2 Responses to “Rian Johnson Response Round 2”

  1. David Newman says:

    Chris,

    While there are valid points on both sides, I want to address the technical weakness in your compression argument regarding efficiency. It is absolutely true in general that wavelet trumps DCT, particularly under heavy compression, yet HDCAM SR is not heavily compressed at 4:1 (440Mbs SQ mode.) At the higher data rates wavelets only have a minor advantage, such that other factors like entropy encoding techniques start to play a bigger role in quality. HDCAM SR compression is I-frame studio profile MPEG 4, and was developed around the same time of JPEG2000, the basis of RedCode, so I don’t think is it fair to say it was “designed when processors were slower” any more than JPEG2000 was, both trade off computation speed for improve quality (requiring hardware for RT encoding and decoding.)

    It is true that compressed bayer source “images are softer than the images produced by RGB cameras”, and this does produce a lower compressed date rate, but that is not about the efficiency of compression. This does explain some the disparity in the data rates, but not enough to suggest compression quality matches that of HDCAM SR.

    So the argument of compression efficiency really rests on “Larger images are generally more compressible than small ones…”, totally true if we compare a 4K 4:4:4 to 2K 4:4:4 encodes. Unfortunately RAW doesn’t work this way as adjacent pixels are not correlated (green filtered photo-sites are next red or blue) so you can’t compress a single 4K RAW plane efficiently. A 4K RAW image is compressed as four separate chroma channels of 2K. So the resolution efficiency advantage doesn’t exist here, as they both are encoded at 2K, one is 2K 4:4:4 and the other is 2K 4:4:4:4. HDCAM compresses its 3 channels to 440Mbits/s, while RedCode compresses more (4 channels of 2K) to around 250Mbits/s.

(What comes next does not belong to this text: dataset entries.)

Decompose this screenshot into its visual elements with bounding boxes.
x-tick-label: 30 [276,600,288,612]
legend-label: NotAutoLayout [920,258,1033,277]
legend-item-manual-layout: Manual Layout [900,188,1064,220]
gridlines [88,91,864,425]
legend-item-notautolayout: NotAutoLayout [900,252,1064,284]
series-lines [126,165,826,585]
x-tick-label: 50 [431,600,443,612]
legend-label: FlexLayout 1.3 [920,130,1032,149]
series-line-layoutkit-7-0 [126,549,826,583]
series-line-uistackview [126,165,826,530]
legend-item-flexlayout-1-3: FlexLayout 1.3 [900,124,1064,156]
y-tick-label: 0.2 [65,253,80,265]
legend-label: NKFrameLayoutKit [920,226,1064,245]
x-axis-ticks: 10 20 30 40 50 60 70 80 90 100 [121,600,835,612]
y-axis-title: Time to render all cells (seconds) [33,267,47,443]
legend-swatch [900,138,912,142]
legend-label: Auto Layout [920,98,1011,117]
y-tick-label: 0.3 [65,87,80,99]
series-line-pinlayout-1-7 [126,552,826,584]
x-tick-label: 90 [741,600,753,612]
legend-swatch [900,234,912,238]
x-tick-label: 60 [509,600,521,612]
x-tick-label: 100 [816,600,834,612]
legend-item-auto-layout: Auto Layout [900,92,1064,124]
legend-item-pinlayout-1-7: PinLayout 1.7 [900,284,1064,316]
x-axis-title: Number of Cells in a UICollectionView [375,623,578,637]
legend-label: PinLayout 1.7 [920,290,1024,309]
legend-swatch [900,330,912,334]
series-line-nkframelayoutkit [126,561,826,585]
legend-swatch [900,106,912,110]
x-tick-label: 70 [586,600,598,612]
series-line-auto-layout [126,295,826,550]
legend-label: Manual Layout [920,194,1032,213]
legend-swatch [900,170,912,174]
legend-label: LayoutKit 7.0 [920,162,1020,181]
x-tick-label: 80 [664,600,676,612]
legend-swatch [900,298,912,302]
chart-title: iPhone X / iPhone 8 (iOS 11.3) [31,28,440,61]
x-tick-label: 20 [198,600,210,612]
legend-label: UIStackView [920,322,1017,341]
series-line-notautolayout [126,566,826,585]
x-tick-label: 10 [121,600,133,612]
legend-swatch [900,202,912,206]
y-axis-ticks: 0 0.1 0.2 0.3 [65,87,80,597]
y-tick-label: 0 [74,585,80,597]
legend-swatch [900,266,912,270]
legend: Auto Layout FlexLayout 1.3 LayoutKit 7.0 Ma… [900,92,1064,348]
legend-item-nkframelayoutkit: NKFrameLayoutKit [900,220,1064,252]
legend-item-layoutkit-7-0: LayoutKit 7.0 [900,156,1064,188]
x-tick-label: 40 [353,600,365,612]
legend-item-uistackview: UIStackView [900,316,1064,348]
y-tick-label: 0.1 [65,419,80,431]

    RedCode is excellent at compressing 4K RAW as much as it does, yet that should be considered a medium level compression when compared with HDCAM SR’s lighter compression. So Rian Johnson is correct here. RedCode’s design goals are completely different, allowing 4K RAW to be captured to Compact Flash, something that 4K 4:4:4 SR equivalent won’t be able to do for many years.

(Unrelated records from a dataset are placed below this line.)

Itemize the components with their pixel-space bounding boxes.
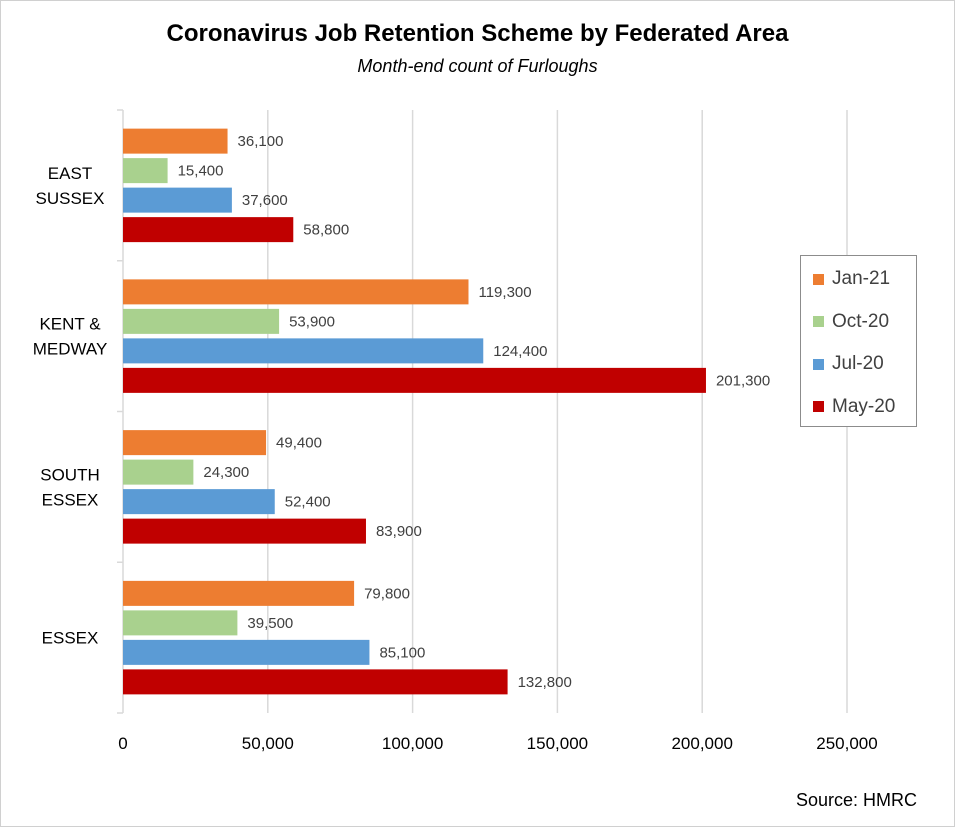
- data-label: 79,800: [364, 585, 410, 602]
- data-label: 36,100: [238, 133, 284, 150]
- legend-swatch: [813, 273, 824, 285]
- bar: [123, 367, 706, 393]
- bar: [123, 217, 294, 243]
- bar: [123, 128, 228, 154]
- bar: [123, 489, 275, 515]
- x-tick-label: 0: [118, 734, 127, 753]
- legend-swatch: [813, 358, 824, 370]
- bar: [123, 187, 232, 213]
- x-tick-label: 50,000: [242, 734, 294, 753]
- category-label: SUSSEX: [36, 189, 105, 208]
- bar: [123, 639, 370, 665]
- data-label: 201,300: [716, 372, 770, 389]
- category-label: KENT &: [39, 315, 101, 334]
- data-label: 37,600: [242, 192, 288, 209]
- chart-title: Coronavirus Job Retention Scheme by Fede…: [166, 20, 789, 47]
- bar: [123, 518, 366, 544]
- data-label: 15,400: [178, 163, 224, 180]
- data-label: 53,900: [289, 313, 335, 330]
- legend-item: Oct-20: [813, 311, 889, 333]
- legend-label: May-20: [832, 395, 896, 417]
- bar: [123, 430, 267, 456]
- bar: [123, 338, 484, 364]
- category-label: EAST: [48, 164, 92, 183]
- legend-item: May-20: [813, 396, 895, 418]
- bar: [123, 580, 355, 606]
- data-label: 83,900: [376, 523, 422, 540]
- x-tick-label: 200,000: [671, 734, 732, 753]
- bar: [123, 158, 168, 184]
- legend-swatch: [813, 401, 824, 412]
- bar: [123, 610, 238, 636]
- legend-label: Oct-20: [832, 310, 890, 332]
- data-label: 58,800: [303, 222, 349, 239]
- bar: [123, 669, 508, 695]
- bar: [123, 308, 280, 334]
- data-label: 124,400: [493, 343, 547, 360]
- data-label: 119,300: [478, 284, 531, 301]
- chart-subtitle: Month-end count of Furloughs: [357, 56, 598, 76]
- source-note: Source: HMRC: [795, 790, 917, 810]
- bar: [123, 459, 194, 485]
- x-tick-label: 250,000: [816, 734, 877, 753]
- legend-item: Jan-21: [813, 268, 890, 290]
- data-label: 52,400: [285, 494, 331, 511]
- data-label: 39,500: [247, 615, 293, 632]
- legend-label: Jan-21: [832, 268, 891, 289]
- data-label: 132,800: [518, 674, 572, 691]
- data-label: 85,100: [379, 644, 425, 661]
- bar: [123, 279, 469, 305]
- legend-item: Jul-20: [813, 353, 884, 375]
- category-label: ESSEX: [42, 490, 99, 509]
- category-label: SOUTH: [40, 465, 100, 484]
- data-label: 24,300: [203, 464, 249, 481]
- x-tick-label: 150,000: [527, 734, 588, 753]
- data-label: 49,400: [276, 435, 322, 452]
- legend-label: Jul-20: [832, 353, 884, 374]
- chart-legend: Jan-21 Oct-20 Jul-20 May-20: [800, 255, 917, 427]
- category-label: ESSEX: [42, 629, 99, 648]
- legend-swatch: [813, 316, 824, 327]
- x-tick-label: 100,000: [382, 734, 443, 753]
- category-label: MEDWAY: [33, 340, 108, 359]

    David Newman CTO, CineForm http://cineform.blogspot.com

  2. Chris Kenny says:

    Thanks for the response, David. No doubt you know more about image compression than I ever will. Just to be clear, I wasn’t intending to argue that Redcode data isn’t more compressed than HDCAM SR data, merely that the difference isn’t as significant as the standard Rian uses (essentially comparing the size of rendered DPX files to the size of the original frames and discounting other factors) suggests it is.

    As far as JPEG2000 vs. HDCAM SR… it’s true JPEG2000 has been around for quite some time. But it wasn’t immediately implemented as a motion picture codec, where the necessity of compressing 24 frames a second (or more) on a completely reliable basis regardless of scene content imposes extremely stringent requirements. The frame rate limitations in the Red One’s compression engine and the only recently solved issues with codec errors in high-detail scenes seem to suggest this is challenging to pull off even on today’s hardware, though you’d probably be able to speak more on that subject than I can.

    And thanks for the info about how bayer images are compressed… I’ve been trying to wrap my head around how fractional-resolution decodes could work with bayer images. Breaking out the color channels before compressing answers that question. I’ve updated the post for accuracy, removing the reference to Red’s larger images being easier to compress.